The Reimagining Justice in Cully pilot project is a partnership between Multnomah County’s Local Public Safety Coordinating Council (LPSCC), Multnomah County Commissioner Susheela Jayapal, the Native American Youth and Family Center, Cully neighborhood social service providers and residents, the City of Portland, and the Portland Police Bureau. The goal is to empower residents to craft a neighborhood alternative to existing law enforcement models for low-level crimes. The resulting community-driven approach will improve community safety, facilitate access to needed services, and increase trust between residents, governments, and law enforcement.
The project serves as an implementation pilot of LPSCC’s Transforming Justice (TJ) project, a three-year, human-centered effort involving justice and health system leaders, elected officials, providers, victims and survivors of crime, and individuals with lived experience.
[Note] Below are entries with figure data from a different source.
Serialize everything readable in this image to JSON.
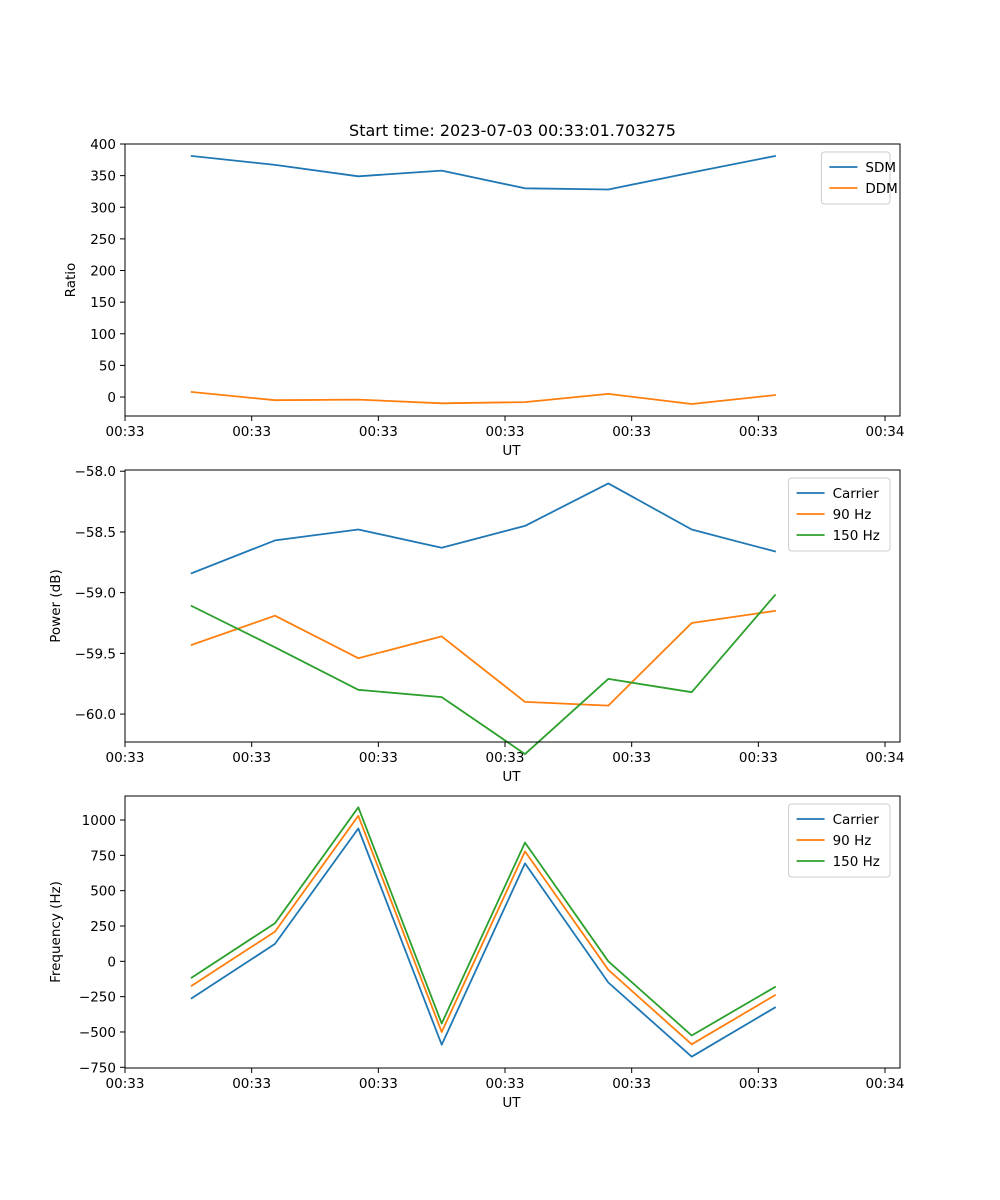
{
  "chart_data": [
    {
      "type": "line",
      "title": "Start time: 2023-07-03 00:33:01.703275",
      "xlabel": "UT",
      "ylabel": "Ratio",
      "x": [
        1,
        2,
        3,
        4,
        5,
        6,
        7,
        8
      ],
      "xlim": [
        0.2,
        9.5
      ],
      "x_ticks": [
        0.2,
        1.72,
        3.24,
        4.76,
        6.28,
        7.8,
        9.32
      ],
      "x_tick_labels": [
        "00:33",
        "00:33",
        "00:33",
        "00:33",
        "00:33",
        "00:33",
        "00:34"
      ],
      "ylim": [
        -30,
        400
      ],
      "y_ticks": [
        0,
        50,
        100,
        150,
        200,
        250,
        300,
        350,
        400
      ],
      "y_tick_labels": [
        "0",
        "50",
        "100",
        "150",
        "200",
        "250",
        "300",
        "350",
        "400"
      ],
      "legend_position": "top-right",
      "series": [
        {
          "name": "SDM",
          "color": "#1f77b4",
          "values": [
            381,
            367,
            349,
            358,
            330,
            328,
            355,
            381
          ]
        },
        {
          "name": "DDM",
          "color": "#ff7f0e",
          "values": [
            8,
            -5,
            -4,
            -10,
            -8,
            5,
            -11,
            3
          ]
        }
      ]
    },
    {
      "type": "line",
      "title": "",
      "xlabel": "UT",
      "ylabel": "Power (dB)",
      "x": [
        1,
        2,
        3,
        4,
        5,
        6,
        7,
        8
      ],
      "xlim": [
        0.2,
        9.5
      ],
      "x_ticks": [
        0.2,
        1.72,
        3.24,
        4.76,
        6.28,
        7.8,
        9.32
      ],
      "x_tick_labels": [
        "00:33",
        "00:33",
        "00:33",
        "00:33",
        "00:33",
        "00:33",
        "00:34"
      ],
      "ylim": [
        -60.23,
        -57.99
      ],
      "y_ticks": [
        -60.0,
        -59.5,
        -59.0,
        -58.5,
        -58.0
      ],
      "y_tick_labels": [
        "−60.0",
        "−59.5",
        "−59.0",
        "−58.5",
        "−58.0"
      ],
      "legend_position": "top-right",
      "series": [
        {
          "name": "Carrier",
          "color": "#1f77b4",
          "values": [
            -58.84,
            -58.57,
            -58.48,
            -58.63,
            -58.45,
            -58.1,
            -58.48,
            -58.66
          ]
        },
        {
          "name": "90 Hz",
          "color": "#ff7f0e",
          "values": [
            -59.43,
            -59.19,
            -59.54,
            -59.36,
            -59.9,
            -59.93,
            -59.25,
            -59.15
          ]
        },
        {
          "name": "150 Hz",
          "color": "#2ca02c",
          "values": [
            -59.11,
            -59.45,
            -59.8,
            -59.86,
            -60.33,
            -59.71,
            -59.82,
            -59.02
          ]
        }
      ]
    },
    {
      "type": "line",
      "title": "",
      "xlabel": "UT",
      "ylabel": "Frequency (Hz)",
      "x": [
        1,
        2,
        3,
        4,
        5,
        6,
        7,
        8
      ],
      "xlim": [
        0.2,
        9.5
      ],
      "x_ticks": [
        0.2,
        1.72,
        3.24,
        4.76,
        6.28,
        7.8,
        9.32
      ],
      "x_tick_labels": [
        "00:33",
        "00:33",
        "00:33",
        "00:33",
        "00:33",
        "00:33",
        "00:34"
      ],
      "ylim": [
        -755,
        1170
      ],
      "y_ticks": [
        -750,
        -500,
        -250,
        0,
        250,
        500,
        750,
        1000
      ],
      "y_tick_labels": [
        "−750",
        "−500",
        "−250",
        "0",
        "250",
        "500",
        "750",
        "1000"
      ],
      "legend_position": "top-right",
      "series": [
        {
          "name": "Carrier",
          "color": "#1f77b4",
          "values": [
            -262,
            123,
            940,
            -590,
            693,
            -150,
            -675,
            -327
          ]
        },
        {
          "name": "90 Hz",
          "color": "#ff7f0e",
          "values": [
            -173,
            210,
            1030,
            -500,
            778,
            -60,
            -587,
            -240
          ]
        },
        {
          "name": "150 Hz",
          "color": "#2ca02c",
          "values": [
            -115,
            270,
            1090,
            -440,
            840,
            0,
            -525,
            -182
          ]
        }
      ]
    }
  ]
}
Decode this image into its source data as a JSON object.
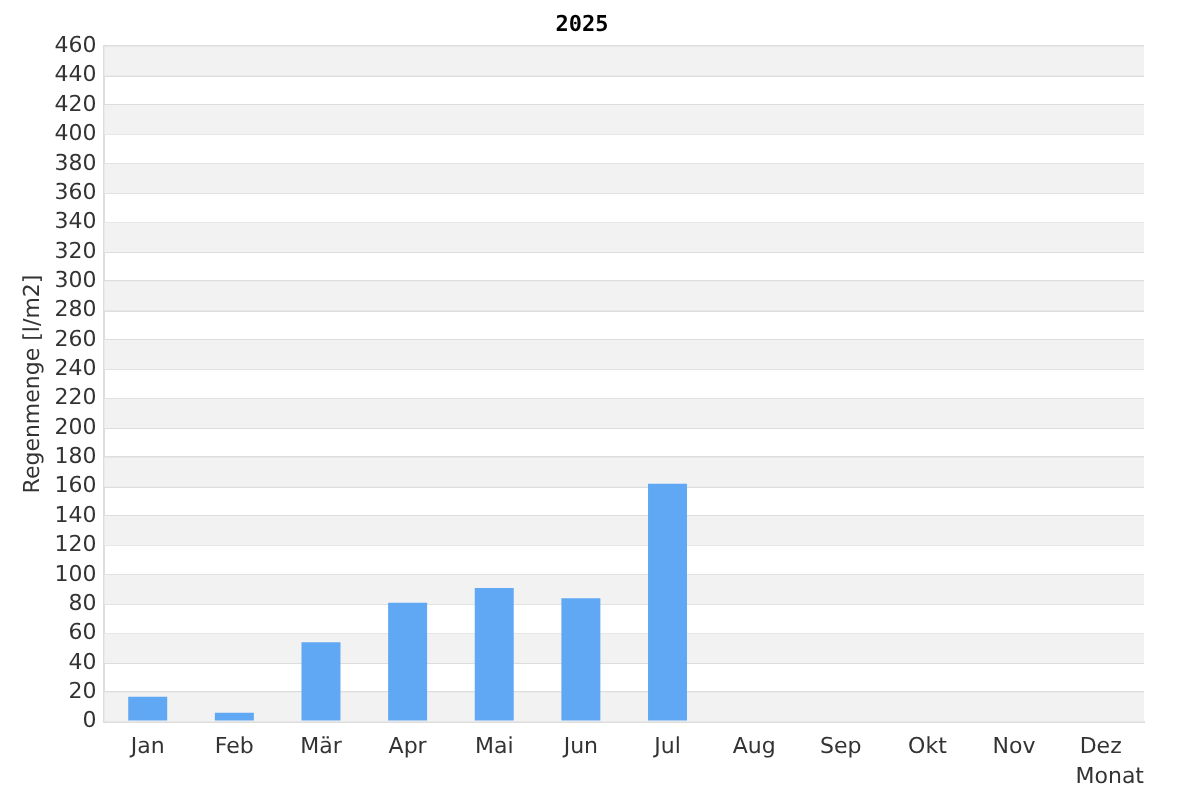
{
  "chart_data": {
    "type": "bar",
    "title": "2025",
    "xlabel": "Monat",
    "ylabel": "Regenmenge [l/m2]",
    "categories": [
      "Jan",
      "Feb",
      "Mär",
      "Apr",
      "Mai",
      "Jun",
      "Jul",
      "Aug",
      "Sep",
      "Okt",
      "Nov",
      "Dez"
    ],
    "values": [
      17,
      6,
      54,
      81,
      91,
      84,
      162,
      null,
      null,
      null,
      null,
      null
    ],
    "color": "#60a8f4",
    "ylim": [
      0,
      460
    ],
    "yticks": [
      0,
      20,
      40,
      60,
      80,
      100,
      120,
      140,
      160,
      180,
      200,
      220,
      240,
      260,
      280,
      300,
      320,
      340,
      360,
      380,
      400,
      420,
      440,
      460
    ],
    "grid": "y",
    "legend": false
  }
}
The project brings these people together to develop a long-term vision of a transformed public safety system.
The TJ process identified 18 core strategies to achieve a fully transformed justice system, four of which are directly related to the work of the Reimagining Justice in Cully pilot project:
- Across everything we do, use human-centered, community-led design.
- Allocate funds to the community to create place-based solutions to public safety.
- Deploy interventions that reduce harm and use the criminal legal system in a more limited way.
- Prioritize community-building between law enforcement officers and the neighborhoods they patrol.
Multnomah County received a $2 million federal Bureau of Justice Assistance grant to fund the pilot.